Testing cell potential with lineage tracing. The inducible Cre system can be utilized to specifically mark different subsets of cells within a tissue. The persistence of labeled cells within a tissue is influenced by the turnover rate of the tissue, as well as by the cell cycling properties of the labeled cells. If cell-specific promoters are available (for stem cells, transit-amplifying cells or differentiated cells), several different labeling scenarios can be predicted. (A) If the stem cell population is marked, the whole tissue will be labeled and this label will persist for a long time, as stem cells are multipotent and long-lived. (B) If stem cell progeny are marked, and stem cells directly contribute to the organ regeneration, the transit-amplifying and differentiated cells will have a mosaic pattern (labeled and non-labeled cells) in the short term. If the progeny is also long-lived, this mosaic pattern will be sustained long term as well. (C) If transit-amplifying cells are marked, their differentiated daughter cells will also be marked in the short-term.
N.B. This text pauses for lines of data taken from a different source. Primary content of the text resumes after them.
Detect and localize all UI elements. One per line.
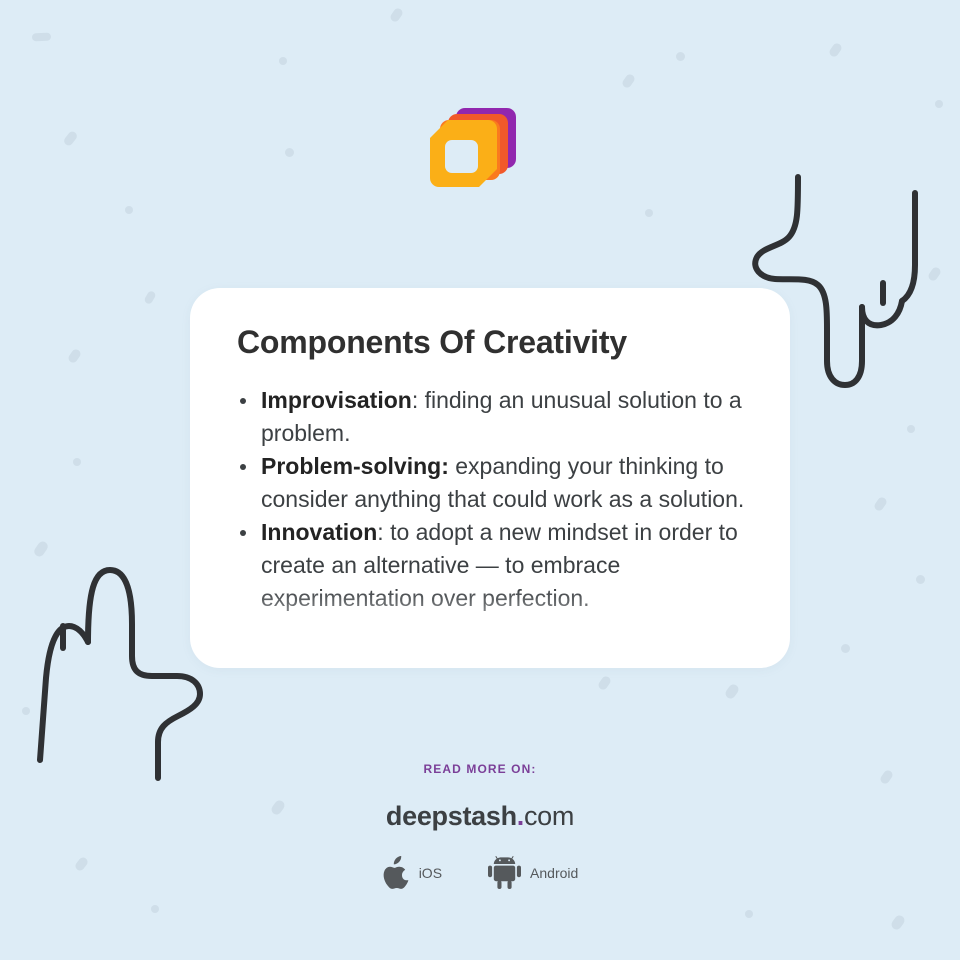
confetti-speck xyxy=(916,575,925,584)
confetti-speck xyxy=(67,348,82,365)
idea-card: Components Of Creativity Improvisation: … xyxy=(190,288,790,668)
deepstash-logo-icon[interactable] xyxy=(428,104,520,196)
confetti-speck xyxy=(676,52,685,61)
confetti-speck xyxy=(151,905,159,913)
confetti-speck xyxy=(841,644,850,653)
confetti-speck xyxy=(907,425,915,433)
confetti-speck xyxy=(285,148,294,157)
apple-icon xyxy=(382,856,410,889)
ios-store-label: iOS xyxy=(419,865,442,881)
android-store-badge[interactable]: Android xyxy=(488,856,578,889)
confetti-speck xyxy=(389,7,404,24)
brand-name: deepstash xyxy=(386,801,517,831)
idea-bullet-list: Improvisation: finding an unusual soluti… xyxy=(237,384,750,615)
list-item: Innovation: to adopt a new mindset in or… xyxy=(261,516,750,615)
confetti-speck xyxy=(828,42,843,59)
confetti-speck xyxy=(279,57,287,65)
list-item: Improvisation: finding an unusual soluti… xyxy=(261,384,750,450)
confetti-speck xyxy=(724,682,741,700)
deepstash-idea-card-poster: Components Of Creativity Improvisation: … xyxy=(0,0,960,960)
confetti-speck xyxy=(745,910,753,918)
idea-card-content: Components Of Creativity Improvisation: … xyxy=(190,288,790,615)
confetti-speck xyxy=(62,130,78,147)
confetti-speck xyxy=(621,73,636,90)
confetti-speck xyxy=(73,458,81,466)
android-store-label: Android xyxy=(530,865,578,881)
confetti-speck xyxy=(873,496,888,513)
list-item: Problem-solving: expanding your thinking… xyxy=(261,450,750,516)
app-store-badges: iOS Android xyxy=(0,856,960,889)
brand-dot: . xyxy=(517,801,524,831)
idea-term: Improvisation xyxy=(261,387,412,413)
brand-tld: com xyxy=(524,801,574,831)
confetti-speck xyxy=(890,913,907,931)
read-more-label: READ MORE ON: xyxy=(0,762,960,776)
pointing-up-hand-icon xyxy=(18,552,218,792)
confetti-speck xyxy=(143,290,156,305)
confetti-speck xyxy=(125,206,133,214)
confetti-speck xyxy=(597,675,612,692)
footer: READ MORE ON: deepstash.com iOS xyxy=(0,762,960,889)
page-title: Components Of Creativity xyxy=(237,324,750,362)
ios-store-badge[interactable]: iOS xyxy=(382,856,442,889)
confetti-speck xyxy=(645,209,653,217)
confetti-speck xyxy=(32,33,51,42)
idea-term: Innovation xyxy=(261,519,377,545)
brand-url[interactable]: deepstash.com xyxy=(0,801,960,832)
android-icon xyxy=(488,856,521,889)
idea-term: Problem-solving: xyxy=(261,453,449,479)
confetti-speck xyxy=(935,100,943,108)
However, as the transit-amplifying cells are short-lived, both labeled transit and differentiated cells will be replaced by unlabelled cells in the long term. (D) Conversely, if differentiated cells are marked, the label will be quickly lost, as differentiated cells are, in most tissues, short-lived and replaced by new stem cell progeny (there are exceptions of long-lived differentiated cells, such as memory B and T cells). By using this scheme, it is possible to address the regenerative potential of each of the cellular compartments without disrupting normal tissue physiology.